How 3 Powerful Women at Nike Are Pushing the Diversity Agenda

A recent wave of executive departures and an aggressive new focus on championing inclusion have made Nike footwear’s most prominent diversity case study.

Here, three of its influential female leaders talk pushing the inclusion agenda and their best advice for climbing the corporate ladder.

Amy Montagne

VP/GM of global categories

Amy Montagne Nike
Amy Montagne
CREDIT: Courtesy

Why diversity is critical right now:

“It’s not only integral to business, but it’s important for flourishing teams. When people from different backgrounds and experiences come together, [they] bring new and innovative thinking to challenges and opportunities.”

A skill that has helped 
me be successful:

“The ability to be curious. My team encompasses people across a vast array of expertise — from our athletes themselves, to innovation, to design, to consumer insights, and product and marketing. Asking questions keeps me learning and gives me the privilege of seeing different perspectives.”

Teachable moments:

“[Becoming] a mother. I had triplet boys eight years ago, and I needed to learn a new way of working and adapting [to] what felt right for me and my family. An openness to change [and] a willingness to evolve to this new situation are parts of traveling on this journey.”

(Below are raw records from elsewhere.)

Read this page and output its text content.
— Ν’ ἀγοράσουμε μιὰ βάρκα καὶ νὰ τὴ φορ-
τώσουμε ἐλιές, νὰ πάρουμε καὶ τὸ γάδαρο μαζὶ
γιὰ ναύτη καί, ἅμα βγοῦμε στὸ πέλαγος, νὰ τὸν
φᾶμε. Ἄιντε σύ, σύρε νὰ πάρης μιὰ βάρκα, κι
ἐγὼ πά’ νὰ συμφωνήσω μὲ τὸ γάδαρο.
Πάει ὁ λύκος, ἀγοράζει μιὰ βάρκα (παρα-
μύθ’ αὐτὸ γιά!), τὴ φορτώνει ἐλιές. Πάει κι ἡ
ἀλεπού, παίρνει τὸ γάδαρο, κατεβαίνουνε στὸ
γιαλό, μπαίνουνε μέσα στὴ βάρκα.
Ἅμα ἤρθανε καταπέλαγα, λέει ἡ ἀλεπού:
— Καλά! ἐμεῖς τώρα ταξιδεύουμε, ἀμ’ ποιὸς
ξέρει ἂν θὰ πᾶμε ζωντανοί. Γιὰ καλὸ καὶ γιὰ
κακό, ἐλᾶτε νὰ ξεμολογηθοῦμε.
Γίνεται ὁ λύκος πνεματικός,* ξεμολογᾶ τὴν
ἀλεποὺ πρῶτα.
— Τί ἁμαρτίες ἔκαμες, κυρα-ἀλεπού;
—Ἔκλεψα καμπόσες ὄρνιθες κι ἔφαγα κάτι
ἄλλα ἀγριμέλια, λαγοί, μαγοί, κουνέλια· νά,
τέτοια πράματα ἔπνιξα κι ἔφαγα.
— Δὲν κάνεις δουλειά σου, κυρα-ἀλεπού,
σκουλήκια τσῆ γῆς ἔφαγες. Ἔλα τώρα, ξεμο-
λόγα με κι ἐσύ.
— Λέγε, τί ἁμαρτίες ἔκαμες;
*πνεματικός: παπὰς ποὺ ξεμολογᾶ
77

Advice to my younger self:

“Trust yourself. You have good instincts. I spent a lot of time questioning myself and wondering what others thought about me and my work. I wasted energy that could have been channeled to better use if I had trusted what my experience and intuition told me.”

Navigating motherhood and career:

“The thing I assess every day is if
 my children are happy and healthy. Don’t be afraid to get the support system you need to ensure your family and your life — both personally and professionally — are in sync with your own barometer.”

Vanessa Garcia-Brito

Global community impact senior director, communications and partnerships

Vanessa Garcia-Brito Nike
Vanessa Garcia-Brito
CREDIT: Courtesy

Why diversity is critical right now:

“We’re living through one of the most culturally diverse moments. Homogenous thinking doesn’t win in this environment, and if we want to be the most innovative, authentically in tune with our consumers and agile, then we need to take diversity and inclusion seriously. We need representation at the senior-executive level. They have the power to make it a priority, set the direction for an organization, embed it in the culture and create accountability.”

Most valuable tool for success:

“I was fortunate to have some incredible — female and male — role models early 
in my career. I started out as a lawyer
 and one of the first partners trained me 
to eliminate ‘no’ from my thinking and vocabulary. We approached every problem with curiosity and courage, looking for a ‘yes’ in the most impossible circumstances — and finding it.”

Overcoming setbacks:

“People like to put you in a box, and I’ve always had a hard time seeing the box. There’s always some bias to overcome. I come from humble beginnings, and some people assumed I wouldn’t be going to college — but that was always in my plan. When my dad died
of AIDS while I was in graduate school, I was encouraged to step back [from my pursuits]. Instead, I went to law school and channeled my energy through tae kwan do.”

Advice for my younger self:

“Mom is right. If you’re having a terrible day, dance. If you’re having a great day, dance. There’s always a reason to dance.”

Janett Nichol

VP, NXT apparel innovation

Janett Nichol nike
Janett Nichol
CREDIT: Courtesy

Why diversity is critical right now:

“Representation is important at all levels of an organization. You [need] diverse voices at the table that genuinely reflect the consumers you serve. It’s equally important to foster an environment that empowers [those] divergent voices. Upper [management has] a responsibility to be accountable, invest in diversity within their teams, accelerate manager training, be mindful of retention, as well as recruit and promote.”

Most valuable tools for success:

“Family, intuition and hard work.”

Overcoming setbacks:

“Earlier in my career, as I was learning to find my own voice, I suffered from self-doubt and insecurity. When we are young women navigating an industry that has been predominantly male — like sports
 — it’s natural to feel uneasy. I’m grateful to work at a company where I’ve been supported, empowered to make decisions and given the chance to help shape and nurture other young women as they climb.”

Most useful tip you ever received:

“Don’t mistake activity for progress.”

Advice for my younger self:

“This too shall pass. Relax, take it all in, live through it — the good and the bad. Everything seems so much bigger and more important in the moment, and your perspective is lost.”

Navigating motherhood and career:

“If you can, leave early for your children’s game, school play or music recital. Those are the moments you will remember instead of the meeting you would have attended. Being a mom has helped me as a colleague, a mentor [and] leader.”